Migrant Kids Held in U.S. Custody Separated From Parents Reaches Record High In 2019

More kids are being separated from their parents in U.S. migrant detention centers The U.S. border patrol held an unprecedented number of migrant children in custody in 2019, according...

(Photo Credit: Associated Press)

More kids are being separated from their parents in U.S. migrant detention centers

The U.S. border patrol held an unprecedented number of migrant children in custody in 2019, according to numbers released in November. 69,550 children were kept in custody without their parents this year, and about 4,000 remain in custody, with more arriving every week.

That’s enough children to fill an NFL stadium, according to reports in the Associated Press and the Daily Beast.

“The data shows more kids have been detained away from their parents in the U.S. than any other country, even though the U.S. government has acknowledged that being held in detention can cause long-term harm to children. The U.S. is being sued for hundreds of millions of dollars by some families who say their children were harmed in detention,” The Daily Beast reports.
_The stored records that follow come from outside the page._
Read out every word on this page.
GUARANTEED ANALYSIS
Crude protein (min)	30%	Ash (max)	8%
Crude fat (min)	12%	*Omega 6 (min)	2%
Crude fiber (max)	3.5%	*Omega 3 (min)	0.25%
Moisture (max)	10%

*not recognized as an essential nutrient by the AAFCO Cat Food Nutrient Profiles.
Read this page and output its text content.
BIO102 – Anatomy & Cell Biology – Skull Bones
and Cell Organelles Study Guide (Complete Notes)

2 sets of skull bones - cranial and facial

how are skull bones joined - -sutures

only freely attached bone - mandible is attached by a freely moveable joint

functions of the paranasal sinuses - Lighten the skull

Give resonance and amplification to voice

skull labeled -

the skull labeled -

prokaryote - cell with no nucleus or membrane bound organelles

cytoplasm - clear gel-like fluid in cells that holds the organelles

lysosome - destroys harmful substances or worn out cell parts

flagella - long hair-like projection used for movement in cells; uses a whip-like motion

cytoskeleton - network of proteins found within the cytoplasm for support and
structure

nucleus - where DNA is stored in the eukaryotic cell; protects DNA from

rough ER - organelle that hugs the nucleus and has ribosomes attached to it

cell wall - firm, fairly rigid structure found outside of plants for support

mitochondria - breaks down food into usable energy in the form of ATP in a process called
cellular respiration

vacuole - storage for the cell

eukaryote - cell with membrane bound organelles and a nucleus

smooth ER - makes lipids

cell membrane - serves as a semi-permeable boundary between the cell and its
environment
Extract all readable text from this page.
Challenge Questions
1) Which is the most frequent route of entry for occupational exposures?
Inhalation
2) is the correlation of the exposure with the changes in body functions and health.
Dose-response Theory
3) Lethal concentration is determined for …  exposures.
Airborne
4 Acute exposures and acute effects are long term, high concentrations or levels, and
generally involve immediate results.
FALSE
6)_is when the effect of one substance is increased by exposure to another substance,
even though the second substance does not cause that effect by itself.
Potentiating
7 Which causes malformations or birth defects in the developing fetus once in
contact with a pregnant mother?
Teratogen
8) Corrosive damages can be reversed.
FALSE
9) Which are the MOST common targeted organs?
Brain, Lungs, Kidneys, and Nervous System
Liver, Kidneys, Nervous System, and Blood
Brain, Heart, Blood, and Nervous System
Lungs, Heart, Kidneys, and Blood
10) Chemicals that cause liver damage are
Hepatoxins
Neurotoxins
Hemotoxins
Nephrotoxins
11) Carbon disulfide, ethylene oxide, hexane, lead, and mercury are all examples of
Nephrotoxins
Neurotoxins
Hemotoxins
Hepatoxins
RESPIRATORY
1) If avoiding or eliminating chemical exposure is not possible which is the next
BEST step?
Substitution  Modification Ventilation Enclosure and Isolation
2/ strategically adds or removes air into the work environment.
The Trump administration enacted the controversial “family separation policy,” in which children detained at the border were held separately from their parents, in the summer of 2018. Many children remain in detention facilities after their parents are deported back to their home countries, while others have been sent to live with relatives or foster families in the United States.

“Some of these migrant children who were in government custody this year have already been deported. Some have reunited with family in the U.S., where they’re trying to go to school and piece back together their lives. About 4,000 are still in government custody, some in large, impersonal shelters. And more arrive every week,” the Associated Press reports.